Wednesday, November 24, 2010
Monday, November 22, 2010
This is the time of the year when a litany of opinions, lectures and down right scoldings will be offered up about "Thanksgiving". If the Western civilization had to appropriate one of our festivals and rewrite history to kick off their holiday shopping season so be it. I am more concerned about what we do. I am not talking about turkey or spending a quarter of our salary the day after gorging ourselves. I am thinking more about our direction and commitment to securing our cultural and political distinction.
The last time our people came together after a period of conflict between us was when five regions of our people brought their 49 families together committing their titles with that of Tadadaho to create the Kaianerehkowa. The great peace enjoyed by the Great Path of Goodness was to be recited every year to all of our people in all our territories and would be recited at a great convention for all of our people every five years. We need to once again come to a unified understanding of what bound us together before the clash of the European culture would disrupt our people so. Religion, disease, war and the growth of the capitalist empire have left many of our people struggling with their sense of identity. Even "Indian" religions have clouded the waters to such an extent that we only look back to what a handful of generations have offered up as a definition of what it means to be Ohnkwe Ohnwe or Haudenosaunee.
It is time to look at the path worn by the millions of feet that walked this land before us. The Kaianerehkowa has not been properly examined or certainly followed in over 200 years. Generations of egotistical men, many of them carrying some of those 50 titles, have moved so far off that path that the generations that followed lost their way back. I have no use for examining the paths followed by generations of oppressed people, a path of survival. I would rather return to the path that advanced our people rather than the one used to desperately hang on to shadows of who we were. We need to relearn the Kainerehkowa and let it be a priority.
If our people can brandish the Hiawentha Belt on everything from flags to body art, if we can treat our Longhouses like churches, if we can gather to celebrate "treaty commemorations", if we can wear our "Indianess" on our sleeves; then why can't we learn the one thing that separated us and distinguished us from all other men. The Kaianerehkowa is not a gift from the "Creator". It is the path that honors Creation. It is not "like" anything that man has created. It is not a supernatural phenomenon but rather a natural one. In a world where power, authority and wealth was wrestled from the weak or ignorant to be placed with the privileged few, the Kaianerehkowa was the only model that proved liberty was not chaos and that authority and dominion over others was not required for order and peace. If we can adopt all of these false "traditions" that we claim to be a part of our "culture" then how about reclaiming the lost tradition of a yearly recital. Perhaps then the festivals our people celebrated will begin to have real meaning and a genuine return to a higher quality of life can begin.
Thursday, November 4, 2010
For many of us that have been putting up the resistance to New York State as they encroach on Native lands and liberties of Native people, we always look at these new governors with more questions than expectations. Will Andrew take advice from his dad on Native issues?

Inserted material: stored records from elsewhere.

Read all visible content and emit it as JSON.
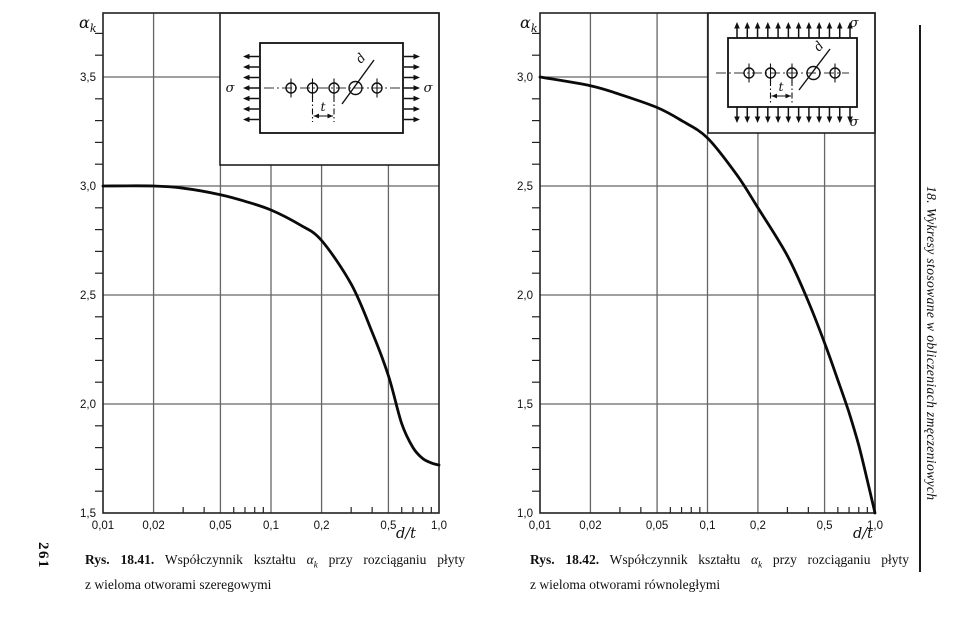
{
  "page": {
    "number": "261",
    "running_head": "18. Wykresy stosowane w obliczeniach zmęczeniowych",
    "paper_color": "#ffffff",
    "ink_color": "#111111",
    "grid_color": "#666666"
  },
  "chart_data": [
    {
      "type": "line",
      "figure": "Rys. 18.41",
      "x_scale": "log",
      "xlabel": "d/t",
      "ylabel": "αk",
      "ylabel_main": "α",
      "ylabel_sub": "k",
      "xlim": [
        0.01,
        1.0
      ],
      "ylim": [
        1.5,
        3.8
      ],
      "grid": true,
      "x_ticks": [
        {
          "v": 0.01,
          "label": "0,01"
        },
        {
          "v": 0.02,
          "label": "0,02"
        },
        {
          "v": 0.05,
          "label": "0,05"
        },
        {
          "v": 0.1,
          "label": "0,1"
        },
        {
          "v": 0.2,
          "label": "0,2"
        },
        {
          "v": 0.5,
          "label": "0,5"
        },
        {
          "v": 1.0,
          "label": "1,0"
        }
      ],
      "x_minor_ticks": [
        0.03,
        0.04,
        0.06,
        0.07,
        0.08,
        0.09,
        0.3,
        0.4,
        0.6,
        0.7,
        0.8,
        0.9
      ],
      "y_ticks": [
        {
          "v": 1.5,
          "label": "1,5"
        },
        {
          "v": 2.0,
          "label": "2,0"
        },
        {
          "v": 2.5,
          "label": "2,5"
        },
        {
          "v": 3.0,
          "label": "3,0"
        },
        {
          "v": 3.5,
          "label": "3,5"
        }
      ],
      "y_minor_step": 0.1,
      "series": [
        {
          "name": "αk",
          "x": [
            0.01,
            0.02,
            0.03,
            0.05,
            0.07,
            0.1,
            0.15,
            0.2,
            0.3,
            0.4,
            0.5,
            0.6,
            0.7,
            0.8,
            0.9,
            1.0
          ],
          "y": [
            3.0,
            3.0,
            2.99,
            2.96,
            2.93,
            2.89,
            2.82,
            2.75,
            2.55,
            2.33,
            2.13,
            1.91,
            1.8,
            1.75,
            1.73,
            1.72
          ]
        }
      ],
      "inset": {
        "description": "płyta z szeregiem otworów, rozciąganie poziome wzdłuż szeregu otworów",
        "load_direction": "horizontal",
        "holes": 5,
        "sigma_label": "σ",
        "d_label": "d",
        "t_label": "t"
      },
      "caption": {
        "prefix": "Rys. 18.41.",
        "text_before_symbol": "Współczynnik kształtu",
        "symbol_main": "α",
        "symbol_sub": "k",
        "text_after_symbol": "przy rozciąganiu płyty",
        "line2": "z wieloma otworami szeregowymi"
      }
    },
    {
      "type": "line",
      "figure": "Rys. 18.42",
      "x_scale": "log",
      "xlabel": "d/t",
      "ylabel": "αk",
      "ylabel_main": "α",
      "ylabel_sub": "k",
      "xlim": [
        0.01,
        1.0
      ],
      "ylim": [
        1.0,
        3.3
      ],
      "grid": true,
      "x_ticks": [
        {
          "v": 0.01,
          "label": "0,01"
        },
        {
          "v": 0.02,
          "label": "0,02"
        },
        {
          "v": 0.05,
          "label": "0,05"
        },
        {
          "v": 0.1,
          "label": "0,1"
        },
        {
          "v": 0.2,
          "label": "0,2"
        },
        {
          "v": 0.5,
          "label": "0,5"
        },
        {
          "v": 1.0,
          "label": "1,0"
        }
      ],
      "x_minor_ticks": [
        0.03,
        0.04,
        0.06,
        0.07,
        0.08,
        0.09,
        0.3,
        0.4,
        0.6,
        0.7,
        0.8,
        0.9
      ],
      "y_ticks": [
        {
          "v": 1.0,
          "label": "1,0"
        },
        {
          "v": 1.5,
          "label": "1,5"
        },
        {
          "v": 2.0,
          "label": "2,0"
        },
        {
          "v": 2.5,
          "label": "2,5"
        },
        {
          "v": 3.0,
          "label": "3,0"
        }
      ],
      "y_minor_step": 0.1,
      "series": [
        {
          "name": "αk",
          "x": [
            0.01,
            0.02,
            0.03,
            0.05,
            0.07,
            0.1,
            0.15,
            0.2,
            0.3,
            0.4,
            0.5,
            0.6,
            0.7,
            0.8,
            0.9,
            1.0
          ],
          "y": [
            3.0,
            2.96,
            2.92,
            2.86,
            2.8,
            2.72,
            2.55,
            2.4,
            2.18,
            1.97,
            1.78,
            1.61,
            1.46,
            1.31,
            1.15,
            1.0
          ]
        }
      ],
      "inset": {
        "description": "płyta z szeregiem otworów, rozciąganie pionowe prostopadłe do szeregu otworów",
        "load_direction": "vertical",
        "holes": 5,
        "sigma_label": "σ",
        "d_label": "d",
        "t_label": "t"
      },
      "caption": {
        "prefix": "Rys. 18.42.",
        "text_before_symbol": "Współczynnik kształtu",
        "symbol_main": "α",
        "symbol_sub": "k",
        "text_after_symbol": "przy rozciąganiu płyty",
        "line2": "z wieloma otworami równoległymi"
      }
    }
  ]
}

And will his advice come from the Mario that showed skill and integrity in the handling of the Ganienkeh stand off or from the State's Chief Executive that was responsible for "Gallant Piper"? The senior Cuomo was the first governor to tackle the "problem" of Native retailers marketing their regulatory advantages. He took a State licensed wholesaler all the way to the Supreme Court to prove he had authority over him and laid the groundwork as he and future administrations who would attempt to choke off our supply or tax our wholesale purchases.
It turns out that our resistance convinced the tough talking Republican that replaced him to do a complete about-face on the subject. As it would turn out, George Pataki would prove to be the most diplomatic State executive we have faced and properly addressed the issue politically rather than through force or courts. It is worth noting that Governor Pataki paid no political cost for respecting Native sovereignty.
So now a second generation Governor takes the helm. This one faces challenges the others couldn't have dreamed of; anemic revenue from Wall Street and a billion dollars a week going out to Medicaid. Even the conservative estimates have New York facing a $10 billion deficit next year. The question is: will Cuomo the younger do as others have and use us as a distraction from his real issues or will he ignore the racist clamor from morons like US Congressman, Peter King and his new found Republican majority which will now put him as a chairman of the Homeland Security Committee? How close will this one push us to the brink of an all out conflict before he becomes another humbled governor.
Wouldn't it be a pleasant surprise to start out with one of these guys as a human being instead of so much of our energy going into forcing him to be one?